Oral Chemotherapy Clinic Can Improve Experiences in Community Setting

March 7, 2017

Establishing a multidisciplinary oral chemotherapy clinic in a community hospital is feasible and could help reduce emergency department visits, recognize adverse events earlier, and improve staff and patient satisfaction.

Establishing a multidisciplinary oral chemotherapy clinic (MOCC) in a community hospital is feasible and could help reduce emergency department (ED) visits, recognize adverse events earlier, and improve staff and patient satisfaction, according to a new study.

Patricia Disperati, MD, of the Michael Garron Hospital in Toronto, discussed her center’s experience (abstract 50) at the American Society of Clinical Oncology (ASCO) 2017 Quality Care Symposium, held March 3–4 in Orlando, Florida. The hospital has an oncology clinic with 4.5 full-time oncologists and limited nursing staff for chemotherapy delivery; she said it has a well-defined IV chemotherapy process, but lacks one for oral chemotherapy.

After conducting interviews, and using process mapping to try and identify barriers to effective oral chemotherapy delivery, they set up an MOCC comprised of a nurse and pharmacist, with physician oversight. Their first step was to standardize the oral chemotherapy protocols.

The new analysis included 30 consecutive patients (17 male, 13 female), with a median age of 69 years. Eleven were starting chemotherapy for the first time, and 19 had previously had some chemotherapy. The median follow-up period was 7 months, and these patients were compared to a baseline cohort of patients before the MOCC based on chart data.

Most of the patients included received lenalidomide, followed by tyrosine kinase inhibitors, ibrutinib, and idelalisib. Four patients discontinued oral chemotherapy during the study, one due to a grade 4 adverse event and three due to disease progression. Before the MOCC, patients averaged 10 months on oral chemotherapy, compared with 7 months after the MOCC was established.

There was a 33% reduction in ED visits in these patients compared with baseline (from 9 to 6 over the first 12 months of therapy), but this did not reach statistical significance. The specific causes of ED visits were slightly different, but Disperati said further work is needed to better establish any differences. Treatment compliance was unknown before the MOCC, and 92% once it was established.

The MOCC resulted in an increase in “interventions,” including unscheduled MD visits (3% before, 20% with MOCC) and dose modifications that would have gone unnoticed without the MOCC. The baseline patient cohort had 0% dose modifications and 0% grade 3/4 adverse events, compared with 8% and 5%, respectively after the MOCC was established.

“The change was sustained,” Disperati said. “The nurses started noticing a lot more issues and brought them to the attention of the doctors, or dealt with it themselves.”

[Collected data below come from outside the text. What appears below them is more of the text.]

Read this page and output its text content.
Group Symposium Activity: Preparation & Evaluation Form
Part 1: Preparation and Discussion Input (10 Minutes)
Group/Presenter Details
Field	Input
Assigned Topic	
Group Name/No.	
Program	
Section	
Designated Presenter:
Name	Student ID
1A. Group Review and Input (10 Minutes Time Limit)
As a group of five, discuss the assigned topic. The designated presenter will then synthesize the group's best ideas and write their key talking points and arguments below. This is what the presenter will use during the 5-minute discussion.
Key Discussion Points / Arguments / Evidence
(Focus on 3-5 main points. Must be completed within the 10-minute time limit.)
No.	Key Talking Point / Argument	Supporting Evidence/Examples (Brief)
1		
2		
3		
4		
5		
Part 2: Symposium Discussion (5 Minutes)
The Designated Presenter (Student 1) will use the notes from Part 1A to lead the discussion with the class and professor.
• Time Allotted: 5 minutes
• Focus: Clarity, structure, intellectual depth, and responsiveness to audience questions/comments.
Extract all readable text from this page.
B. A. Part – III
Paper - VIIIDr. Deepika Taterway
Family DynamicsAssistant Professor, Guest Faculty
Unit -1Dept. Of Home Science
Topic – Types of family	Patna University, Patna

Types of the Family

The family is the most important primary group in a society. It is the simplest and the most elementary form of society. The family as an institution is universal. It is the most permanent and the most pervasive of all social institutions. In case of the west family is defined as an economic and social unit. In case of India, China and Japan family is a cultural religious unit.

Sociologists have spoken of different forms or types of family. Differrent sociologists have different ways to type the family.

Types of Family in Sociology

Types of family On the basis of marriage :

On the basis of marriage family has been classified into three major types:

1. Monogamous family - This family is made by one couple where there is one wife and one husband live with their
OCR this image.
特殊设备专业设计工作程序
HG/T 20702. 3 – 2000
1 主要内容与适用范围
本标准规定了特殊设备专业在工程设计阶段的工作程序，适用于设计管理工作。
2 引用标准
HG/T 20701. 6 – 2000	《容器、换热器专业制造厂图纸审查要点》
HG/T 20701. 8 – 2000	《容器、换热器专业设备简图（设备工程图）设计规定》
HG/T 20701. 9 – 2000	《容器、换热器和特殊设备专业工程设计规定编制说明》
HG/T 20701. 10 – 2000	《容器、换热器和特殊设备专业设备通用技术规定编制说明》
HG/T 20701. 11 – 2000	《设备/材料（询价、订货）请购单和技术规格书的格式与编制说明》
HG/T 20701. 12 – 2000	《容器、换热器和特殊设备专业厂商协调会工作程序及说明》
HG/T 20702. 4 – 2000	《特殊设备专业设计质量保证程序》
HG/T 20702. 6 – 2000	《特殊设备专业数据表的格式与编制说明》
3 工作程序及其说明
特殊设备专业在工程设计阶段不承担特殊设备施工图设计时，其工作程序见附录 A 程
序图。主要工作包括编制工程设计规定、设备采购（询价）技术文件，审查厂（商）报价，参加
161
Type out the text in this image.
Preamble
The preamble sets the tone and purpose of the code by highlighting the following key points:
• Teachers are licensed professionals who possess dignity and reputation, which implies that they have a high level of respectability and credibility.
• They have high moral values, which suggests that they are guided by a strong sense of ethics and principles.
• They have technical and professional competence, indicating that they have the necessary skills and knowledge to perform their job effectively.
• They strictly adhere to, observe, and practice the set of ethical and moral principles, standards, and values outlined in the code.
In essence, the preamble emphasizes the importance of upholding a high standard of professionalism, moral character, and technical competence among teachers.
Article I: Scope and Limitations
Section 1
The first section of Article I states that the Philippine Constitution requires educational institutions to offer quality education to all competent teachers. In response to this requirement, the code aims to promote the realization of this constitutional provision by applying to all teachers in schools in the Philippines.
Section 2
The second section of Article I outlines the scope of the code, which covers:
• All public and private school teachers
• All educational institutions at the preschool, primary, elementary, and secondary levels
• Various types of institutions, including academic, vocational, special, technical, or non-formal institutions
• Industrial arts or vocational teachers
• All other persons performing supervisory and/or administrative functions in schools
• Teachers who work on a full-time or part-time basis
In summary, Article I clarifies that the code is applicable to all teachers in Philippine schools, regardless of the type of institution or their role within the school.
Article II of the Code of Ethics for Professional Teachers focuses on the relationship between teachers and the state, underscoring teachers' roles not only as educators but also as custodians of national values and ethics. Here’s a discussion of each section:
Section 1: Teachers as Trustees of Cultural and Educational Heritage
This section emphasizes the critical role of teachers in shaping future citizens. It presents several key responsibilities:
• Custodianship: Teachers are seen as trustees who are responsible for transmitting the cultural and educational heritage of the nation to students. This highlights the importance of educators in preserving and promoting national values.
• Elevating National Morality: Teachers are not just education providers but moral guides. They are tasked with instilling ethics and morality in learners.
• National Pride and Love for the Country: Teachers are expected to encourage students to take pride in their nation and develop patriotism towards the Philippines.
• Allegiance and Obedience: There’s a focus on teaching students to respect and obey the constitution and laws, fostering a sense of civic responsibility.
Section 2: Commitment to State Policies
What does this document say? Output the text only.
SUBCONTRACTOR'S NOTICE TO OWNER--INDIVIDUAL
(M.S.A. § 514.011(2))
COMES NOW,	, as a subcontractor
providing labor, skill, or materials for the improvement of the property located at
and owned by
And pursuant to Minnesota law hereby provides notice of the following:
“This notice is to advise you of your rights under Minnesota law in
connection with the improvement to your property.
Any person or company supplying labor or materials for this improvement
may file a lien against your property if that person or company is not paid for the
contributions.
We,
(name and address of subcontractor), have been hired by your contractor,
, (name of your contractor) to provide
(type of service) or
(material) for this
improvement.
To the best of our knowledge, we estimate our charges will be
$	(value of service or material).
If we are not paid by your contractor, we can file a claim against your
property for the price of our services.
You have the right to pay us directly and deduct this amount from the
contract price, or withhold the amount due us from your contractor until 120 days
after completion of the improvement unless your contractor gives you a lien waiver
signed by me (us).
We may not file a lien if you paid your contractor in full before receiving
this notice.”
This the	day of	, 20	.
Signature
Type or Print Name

Both staff and patients approved of the new system. Staff appreciated the standardized approach, while patients appreciated the attentiveness and accessibility of nursing staff to address concerns about oral chemotherapy.

The study was limited by its small size and single-institution nature, and it did not measure phone call volume or wait time. It also did not include primary care physicians. Disperati said they plan to expand the program and likely conduct economic analyses to assess the MOCC’s affect on costs.